At first glance, it all seems another example of the madness of modern football. In the absence of any actual worthwhile action to look at, fans can instead pore over how well newspapers are performing in the gossip trade. Yet this could serve a valuable purpose. If newspapers are judged on what they report, particularly in a reshaped industry potentially open to greater scrutiny, readers can get an idea as to which paper can be trusted to report accurately, as the people behind the site say is the intention. FTL doesn’t claim to be scientific and adds that it’s a “bit of fun”, but many fans have always been sceptical of such material and now there’s a way of measuring how trustworthy it might be.
If we are to believe the journalists themselves, it is not dissimilar to how the editorial process itself works. Sports hacks will insist that while bylines are the mainstay of the trade, reporters are also judged by their editors on how many of their stories are correct, or can “stand up” in the old Fleet Street vernacular. Hard as it may seem to believe in the current climate, but journalists will also write in good faith believing their information (often coming from agents) is genuine, even if it does not come to pass.
The wider issue revolves around the changing nature of newspaper football journalism. Thanks to the omnipotent internet and rolling news making every detail – factual or otherwise – available to consumers in an instant, newspapers do not have the immediacy, nor indeed the monopoly, that once made them essential reading. The delivery of news has altered the role of a journalist. Reporters used to report, now they have to speculate, analyse and provide opinion. With little in the way of information or exclusives to reveal, transfer “news” is a means to be heard in an increasingly shrill conversation.

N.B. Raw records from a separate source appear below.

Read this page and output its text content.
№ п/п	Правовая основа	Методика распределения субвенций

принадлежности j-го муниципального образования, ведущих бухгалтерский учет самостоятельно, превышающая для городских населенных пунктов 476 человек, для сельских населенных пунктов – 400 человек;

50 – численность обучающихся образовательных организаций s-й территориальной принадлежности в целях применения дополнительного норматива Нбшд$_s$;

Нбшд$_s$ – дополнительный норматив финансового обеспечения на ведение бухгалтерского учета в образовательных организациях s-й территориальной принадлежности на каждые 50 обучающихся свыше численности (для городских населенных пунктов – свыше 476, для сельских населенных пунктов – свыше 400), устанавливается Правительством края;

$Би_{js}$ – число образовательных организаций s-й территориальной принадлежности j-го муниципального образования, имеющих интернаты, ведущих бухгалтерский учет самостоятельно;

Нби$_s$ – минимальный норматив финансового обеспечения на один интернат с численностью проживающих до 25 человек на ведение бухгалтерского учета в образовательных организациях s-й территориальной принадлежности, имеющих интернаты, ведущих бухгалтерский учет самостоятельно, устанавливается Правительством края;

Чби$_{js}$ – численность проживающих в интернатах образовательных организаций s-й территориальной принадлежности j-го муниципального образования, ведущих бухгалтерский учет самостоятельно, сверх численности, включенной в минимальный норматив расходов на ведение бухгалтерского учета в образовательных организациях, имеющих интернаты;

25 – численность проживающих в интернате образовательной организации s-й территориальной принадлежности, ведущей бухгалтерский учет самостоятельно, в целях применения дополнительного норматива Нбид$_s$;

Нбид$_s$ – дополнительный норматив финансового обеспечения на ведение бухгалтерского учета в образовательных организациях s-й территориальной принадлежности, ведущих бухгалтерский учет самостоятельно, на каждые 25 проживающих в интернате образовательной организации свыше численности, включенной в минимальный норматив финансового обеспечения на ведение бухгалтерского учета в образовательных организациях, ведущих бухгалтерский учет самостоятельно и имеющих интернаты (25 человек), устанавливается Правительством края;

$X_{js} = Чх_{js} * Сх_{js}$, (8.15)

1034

It wasn’t always like this. Curmudgeonly fans might pine for the simplicity of the good old days but the football business has always thrived on tittle-tattle. A look at the Daily Mirror, for example, on a July Saturday in 1976 showed that over five-and-a-half pages of sport, just one carried football news. The lead story, taking up just a few paragraphs, reporting actual events and with attributed quotes, was the genuinely big news that Brian Clough and Peter Taylor were to reunite at Nottingham Forest. Nowadays, such a story would occupy multiple pages with, naturally, a list of outrageous transfer targets thrown in. A newspaper transfer table shedding a bit of light on such coverage might not be a bad thing.